Maroc : comment l’Etat peut aider l’économie des régions les plus pauvres ?
L’État et les régions les plus pauvres n’ont pas encore trouvé les modalités adéquates d’instauration de la solidarité régionale prévue par la loi. La répartition régionale de l’investissement public sera scrutée dans le dispositif prévu par la loi de Finances 2021.

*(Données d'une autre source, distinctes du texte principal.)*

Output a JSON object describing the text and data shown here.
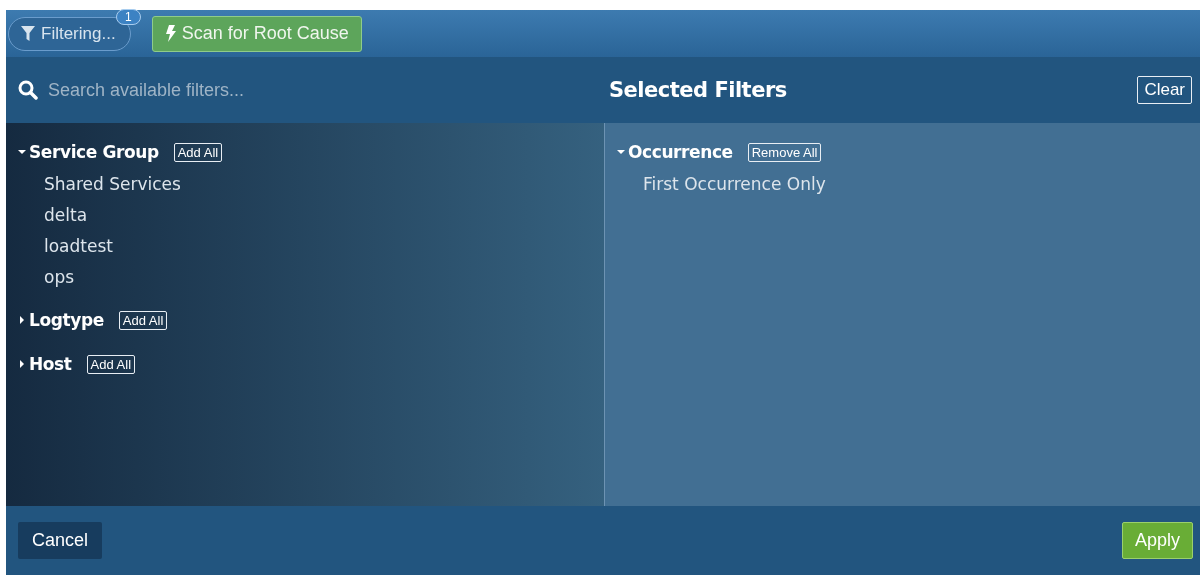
{
  "toolbar": {
    "filter_button": {
      "label": "Filtering...",
      "badge": "1"
    },
    "scan_button": {
      "label": "Scan for Root Cause"
    }
  },
  "search": {
    "placeholder": "Search available filters..."
  },
  "available_groups": [
    {
      "name": "Service Group",
      "action": "Add All",
      "expanded": true,
      "items": [
        "Shared Services",
        "delta",
        "loadtest",
        "ops"
      ]
    },
    {
      "name": "Logtype",
      "action": "Add All",
      "expanded": false
    },
    {
      "name": "Host",
      "action": "Add All",
      "expanded": false
    }
  ],
  "selected": {
    "title": "Selected Filters",
    "clear": "Clear",
    "groups": [
      {
        "name": "Occurrence",
        "action": "Remove All",
        "expanded": true,
        "items": [
          "First Occurrence Only"
        ]
      }
    ]
  },
  "footer": {
    "cancel": "Cancel",
    "apply": "Apply"
  }
}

Après que le dernier rapport du HCP a tiré la sonnette d’alarme à propos de l’ampleur des disparités régionales, l’État et les 12 régions devront initier un programme réaliste pour atténuer les inégalités interrégionales. Il faut dire que la propagation de la Covid-19 a des conséquences inédites, dans la mesure où elle impacte simultanément plusieurs secteurs de l’économie régionale, outre ses répercussions sur les différents agents économiques locaux, notamment dans les régions dépendant des secteurs heurtés de plein fouet par l’arrêt des activités. La préoccupation de la stabilité des finances régionales demeure donc très présente sachant que 15 MDH seront affectés aux 4 catégories de collectivités territoriales, contre 19,5 MDH initialement prévus pour l’année 2020, soit un repli de 23%. L’Exécutif a également procédé au redéploiement des crédits, qu’il s’agisse de ceux destinés aux paiements ou de crédits d’engagement, affectés à certains projets, compte tenu des niveaux d’exécution et des capacités de paiement, sans pour autant impacter leur exécution normale, précise la feuille de route du gouvernement. Concernant le volet institutionnel, la mise en place des comités régionaux de coordination et l’organisation des secrétariats généraux des affaires régionales sont également à l’ordre du jour.
Le dispositif de rééquilibrage
Pour accélérer la cadence de liquidation des dossiers litigieux, plusieurs mécanismes seront mis en œuvre, essentiellement «la mise à la disposition des collectivités territoriales de moyens légaux et financiers pour les aider à améliorer leur niveau d’intervention». La principale difficulté relevée réside dans l’absence de registre fiscal établissant la dette des collectivités territoriales, privant de ce fait les régions de ressources indispensables pour l’équilibre de leurs comptes annuels. Parmi les mesures projetées, certaines devront atténuer les dysfonctionnements dont pâtit le recouvrement des impôts, «en se concentrant sur les dettes importantes, concernées par les procédures de recouvrement obligatoire». L’homogénéisation entre la fiscalité de l’État et celle des collectivités territoriales devra aussi se poursuivre en 2021, avec la mise en place de mesures d’accompagnement dans les services fiscaux relevant des collectivités territoriales, ainsi que du projet de création d’une agence spécialisée dans le recouvrement. Celle-ci permettra aux présidents des collectivités territoriales d’exécuter les programmes de développement et de mettre un terme à la faiblesse des outils de gestion du processus de recouvrement. À noter que l’activation des programmes de requalification des villes et des centres urbains figure aussi en tête des préoccupations, avec l’adoption d’avenants aux conventions de partenariat conclues en tenant compte de la capacité des régions à financer les parts leur incombant.
Une chute des recettes historique
Le budget des régions et des communes devrait connaître sa plus forte baisse depuis la consécration de l’autonomie financière des collectivités territoriales, ce qui pousse les collectivités décentralisées à combler leur déficit budgétaire et à revoir la liste des projets jugés stratégiques. En tête de liste des actions qui seront mises en œuvre pour aider les communes à dépasser cette situation, on retrouve l’activation de nouvelles modalités d’intervention du Fonds d’équipement communal. La nouvelle politique du fonds devra s’accompagner de l’élaboration d’outils d’évaluation «qui doivent être adaptés aux activités du FEC et au marché local», indique la feuille de route de la banque des communes et des régions. La contractualisation avec les conseils régionaux reste l’une des priorités en ce deuxième semestre 2020, avec en ligne de mire la mise en cohérence des plans régionaux de développement (PDR) et les stratégies sectorielles jusqu’à fin 2021. En cette période de baisse des ressources, il est nécessaire de mettre en place des règles encore plus précises pour permettre aux conseils régionaux de se doter des moyens budgétaires qui leur sont conférés par la loi organique des régions. Ces règles doivent leur permettre, par ailleurs, de se préparer à l’entrée en vigueur de la Charte de la déconcentration, qui devrait impacter positivement l’autonomie régionale. Il s’agit également d’assurer un pilotage stratégique tenant compte de la révision des critères de répartition du Budget de l’État et, surtout, de la convergence des politiques publiques et des plans régionaux de développement.